The European Banking Authority (EBA) said banks in the EU’s 27 member countries have cut exposures in terms of assets from just over 1.9 trillion euros in June 2016 when the referendum took place, to just under 1.6 trillion euros by June 2017.
Liabilities fell from just under 1.7 trillion euros ($2.03 trillion) to just over 1.3 trillion euros over the same period.
The drop mainly reflects a sharp pullback in derivative deals, which could become a worry for London which competes with New York in this global sector.
EBA said in a regular risk assessment report that banks are worried about a “cliff-edge” if Britain, the bloc’s most important financial market, leaves the EU without an agreement on trading terms.
“The Brexit negotiations continue to be a source of political risk for the EU financial market as a cliff-edge scenario could lead to substantial disturbances for the European banking sector,” EBA said.
In one of the starkest warnings yet from a European regulator, it said a major worry for banks is continuity of financial contracts or ability to fulfill obligations that have been entered into once Britain is no longer part of the EU legal system.
Consumers and companies in the EU27 could face cancellation, amendment or renegotiation of contracts, loss of protection, disruption and financial losses, EBA said.
“It is important that banks and their counterparties, as well as consumers and public authorities, consider appropriate mitigating actions and contingency plans to address these concerns,” it said.
Britain hopes for a breakthrough in EU divorce talks next month that will lead to transition arrangements and an outline of new trading terms to avoid a cliff edge, which would help to dispel doubts about derivatives and other financial contracts.
Banks in the EU27 may also not be able to clear derivatives transactions in London, leaving companies and households unable to access wholesale and retail financial services in Britain. Deutsche Boerse (DB1Gn.DE) has already launched a push to lure clearing to Frankfurt from London.

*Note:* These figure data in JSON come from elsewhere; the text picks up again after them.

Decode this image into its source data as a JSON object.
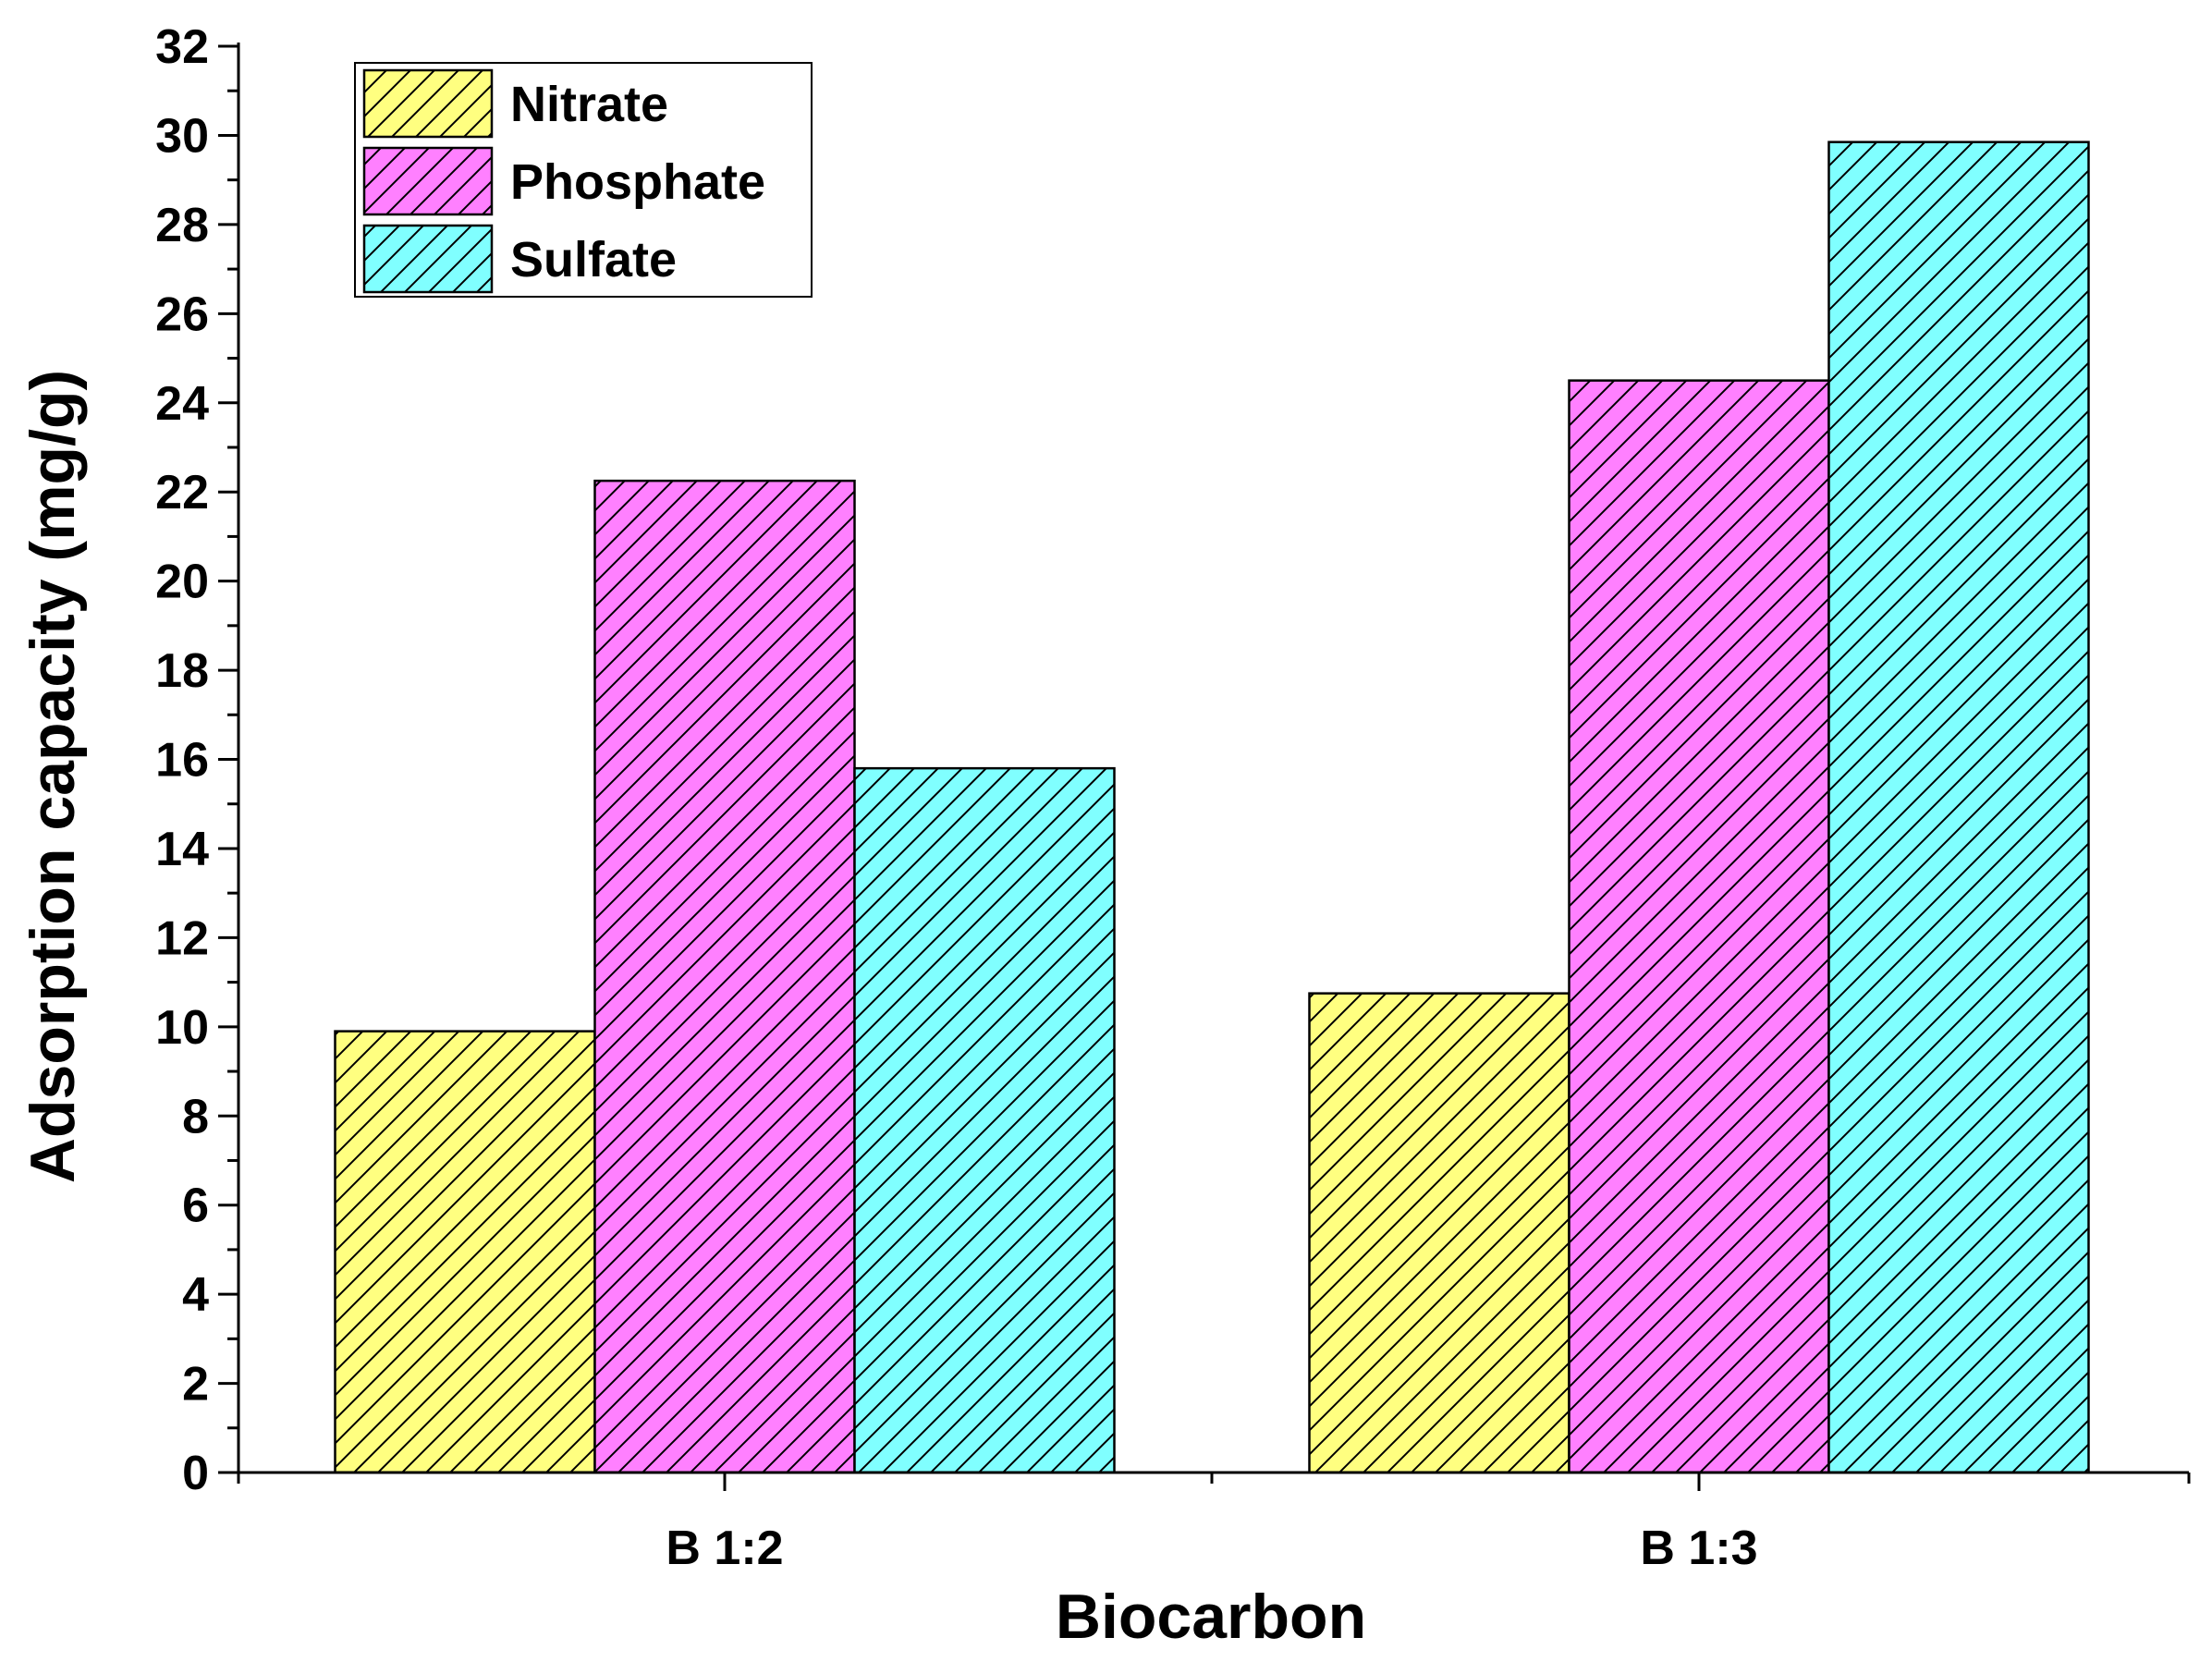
{
  "chart_data": {
    "type": "bar",
    "title": "",
    "xlabel": "Biocarbon",
    "ylabel": "Adsorption capacity (mg/g)",
    "categories": [
      "B 1:2",
      "B 1:3"
    ],
    "series": [
      {
        "name": "Nitrate",
        "color": "#FFFF80",
        "values": [
          9.9,
          10.75
        ]
      },
      {
        "name": "Phosphate",
        "color": "#FF80FF",
        "values": [
          22.25,
          24.5
        ]
      },
      {
        "name": "Sulfate",
        "color": "#80FFFF",
        "values": [
          15.8,
          29.85
        ]
      }
    ],
    "ylim": [
      0,
      32
    ],
    "yticks": [
      0,
      2,
      4,
      6,
      8,
      10,
      12,
      14,
      16,
      18,
      20,
      22,
      24,
      26,
      28,
      30,
      32
    ],
    "legend_position": "top-left",
    "grid": false,
    "bar_pattern": "diagonal-hatch"
  }
}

“A disruption of financial flows ... coupled with diminishing confidence of market participants, could lead to the drying up of market liquidity ... affecting financial stability in the EU banking system,” EBA said.
The EBA report backs arguments made by the City of London financial district and others that mainland Europe has as much to lose as Britain from failure to at least agree on a transitional deal.
The watchdog also said that the EU’s banks are still improving their resilience to shocks and whittling away at their 893 billion euro mountain of bad loans.
While profitability has improved, the average return on equity is 7 percent, its highest level since 2014, but still typically below the cost of capital, EBA said. It remains unclear if poor profitability is due to current market conditions or the sector’s structure.